"Glass is a great teacher" says Maria Renée Morales Lam, who has been working with the material since 2013. "It demands patience, precision, and an almost humbling perseverance. Working with glass often means facing the unpredictable and dealing with failure."
This relationship between control and unpredictability runs through each designer's practice like a fault line - productive rather than problematic. For Mayra Deberg, who came to glass from a background in industrial and product design, the material fundamentally shifted her understanding of what design could be. "Coming from a background shaped by production logic and less by material exploration, working with glass opened up a much more fluid space between design and art," she explains. "It made me realise that design can also be a place for experimentation, sensitivity and expression, where the designer can take on a more authorial, almost artistic position."
What drew her initially was "above all, its fluidity and the way it shapes the creative process. Glass creates a very direct relationship with gesture and the body." While interlacing wire mesh for her piece Caged Chaos (structures that would later receive blown glass) she found herself "reflecting continuously on material, on process and on how far design can go when it is not constrained by rigid productive frameworks."
For Catarina Pacheco, the attraction is rooted in glass's fundamental properties and endless discovery. "Since I can remember, I have been fascinated by glass for its transparency, its colour possibilities, and the beauty of its transformation through the mouth-blown glass technique" she says. After participating in a hands-on workshop with Portuguese glassblowers in 2021, she began exploring colour in glass and developing her own collections. "The more I discover about this material, the more I understand its vast possibilities: through the concepts related to colour and light that I wish to explore and develop; the manufacturing contexts I have visited and the skilled people I have met and collaborated with."
Vitor Agostinho describes this territory with equal clarity: "What continues to fascinate me is the transformative nature of its processes, situated between technical control and creative unpredictability - a fertile ground for experimentation, learning, and the creation of knowledge."
This acceptance of the material's agency and its capacity to surprise, resist, and teach - marks a departure from industrial design's emphasis on replicability and control. "What interests me most is how the material behaves throughout the process, how it reacts to decisions and to the limits of making, rather than the final form itself," Mayra notes. It's an approach that privileges inquiry over certainty, process over product.

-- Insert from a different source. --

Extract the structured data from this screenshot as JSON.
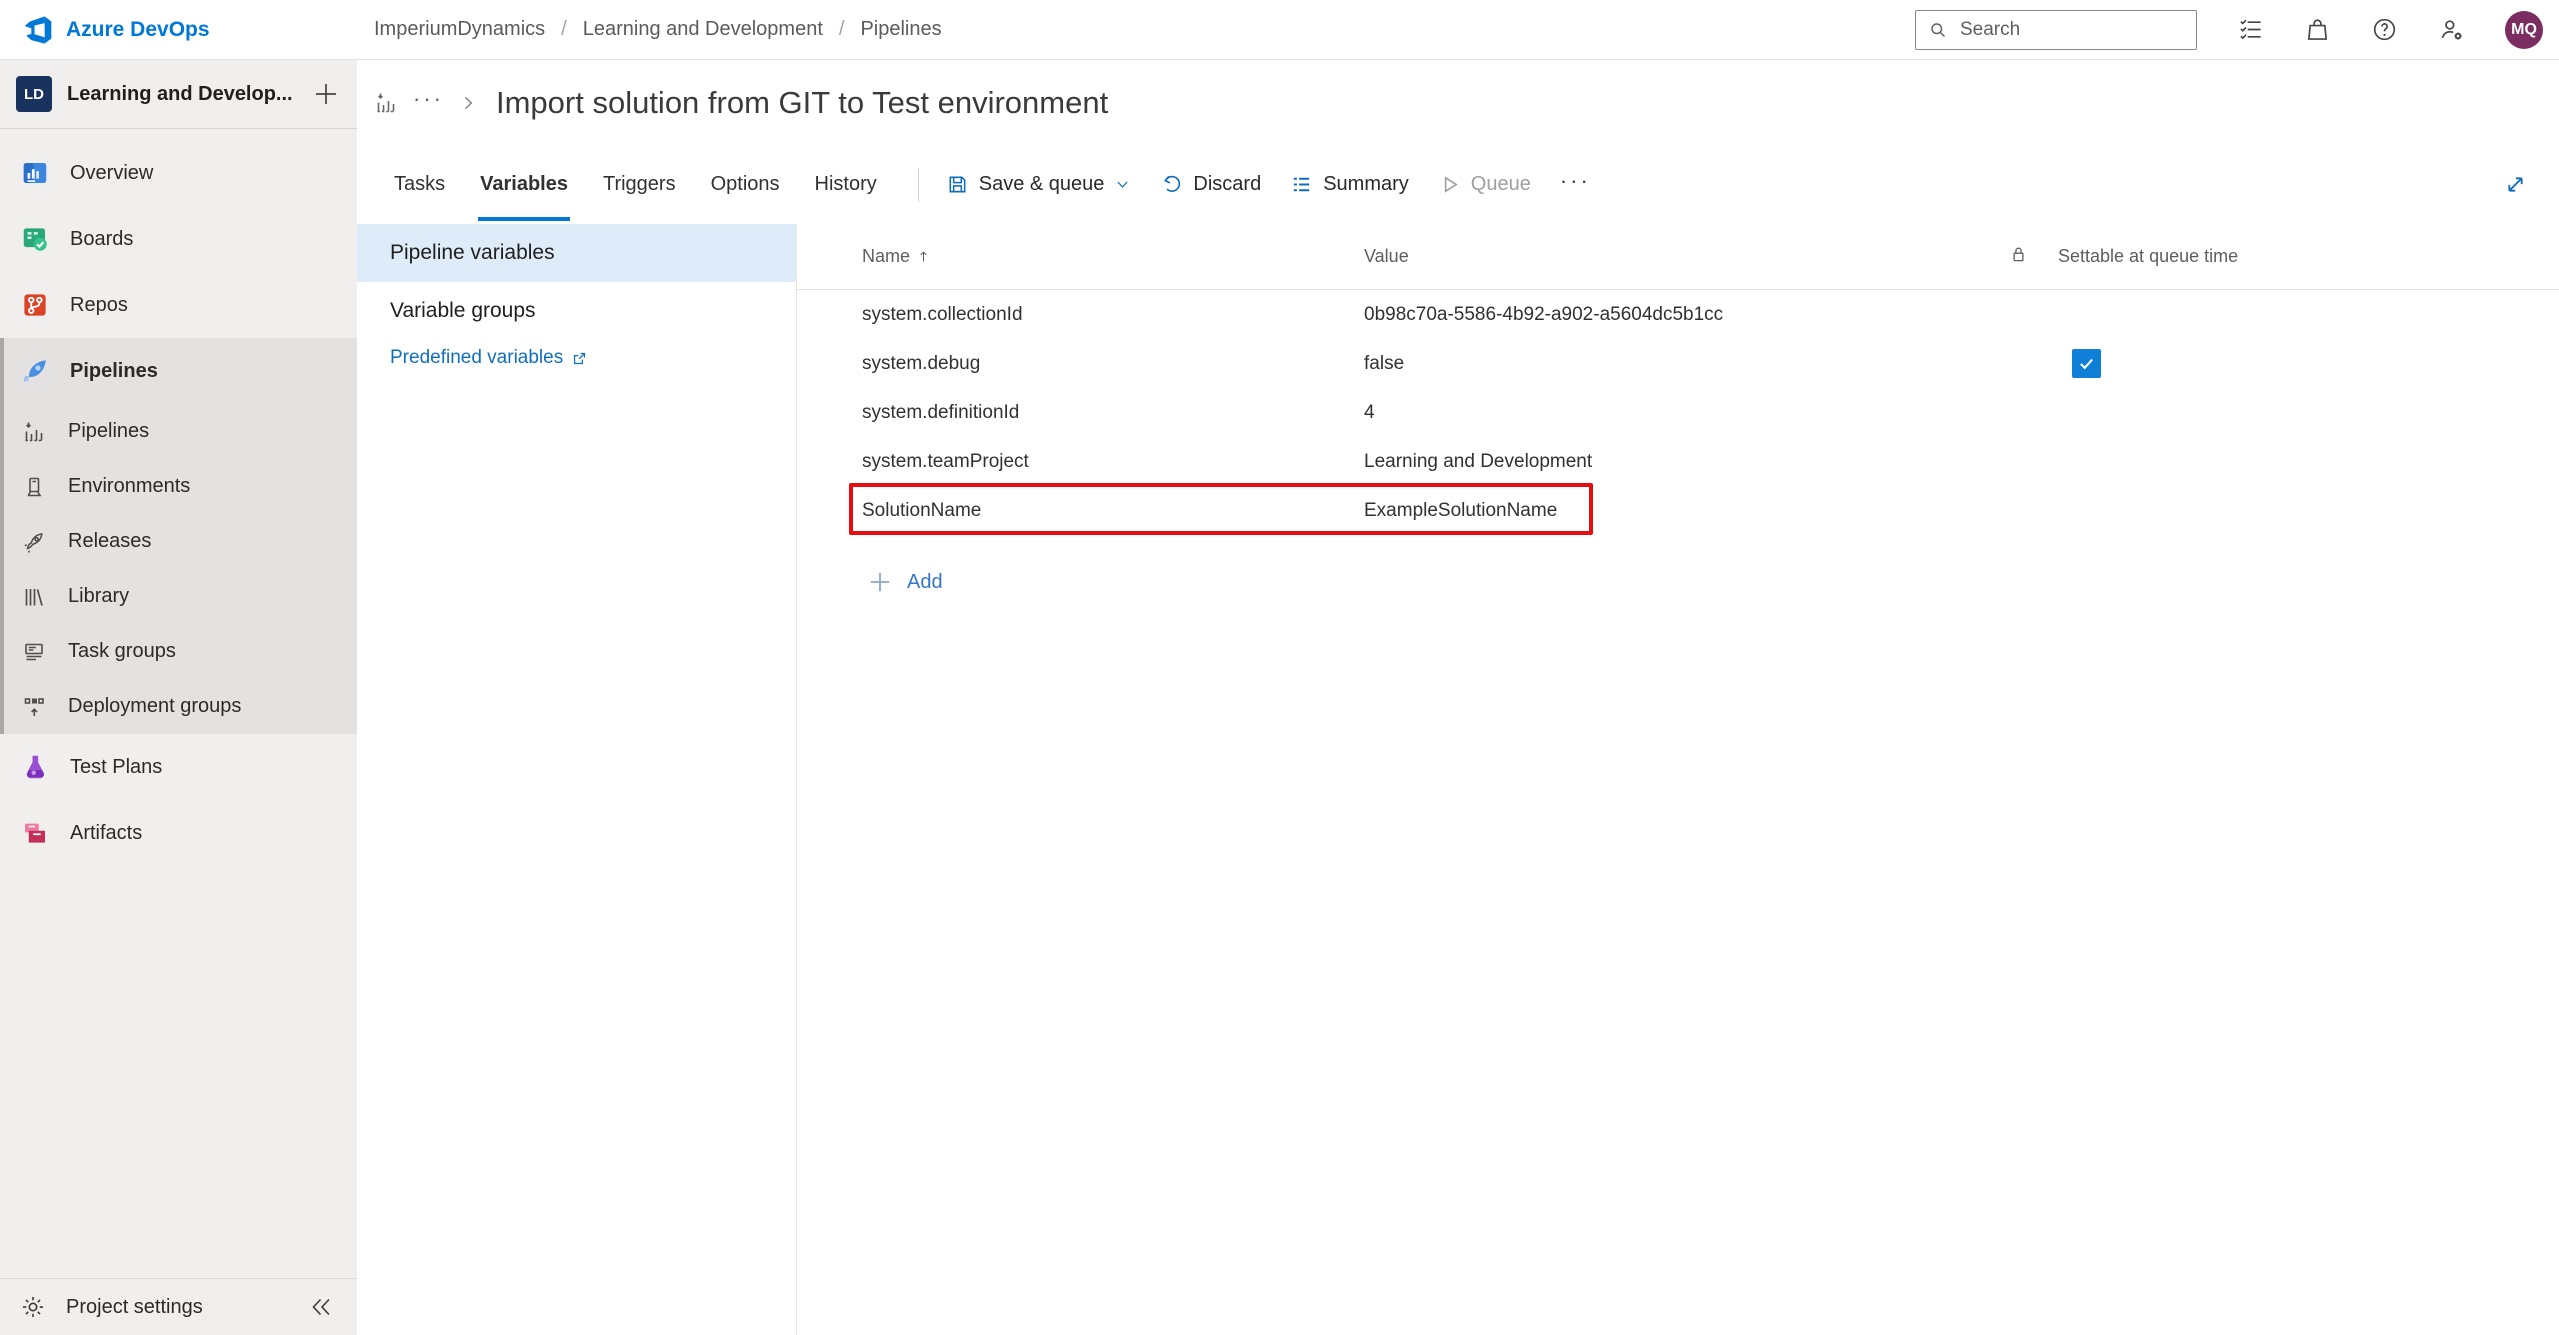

For Martinho Pita, whose light sculptures have evolved over 14 years of practice, glass as a material came to being for him as the ultimate solution to combine two elements - light and water. This concept brought ‘GOTAS’ to life - experimental hand-blown glass lamps that resemble water drops. In the beginning of his journey with glass, working in the brutal hours between 3am and 5am (the only window a master glassblower could offer him between factory shifts), he discovered that "two hours for glass blowing feels like two minutes, so decision making became a necessity. In a process where incandescent liquid cools and solidifies rapidly upon contact with air, he learned "to lose control, embrace the beauty of the mistakes and trust improvisation, to be more sharp, raw and real."
This surrender to the material's tempo extends beyond the making. "There is something intriguing about glass," Martinho reflects. "The brutality of its making contrasts with the enormous fragility of the object itself. You feel it just by looking at it. What if I break it?" Throughout the years, pieces have shattered during production, in finishing stages, even just before returning to the studio. "Each time it is a huge personal exercise of letting go. And that really captivates me to keep doing it."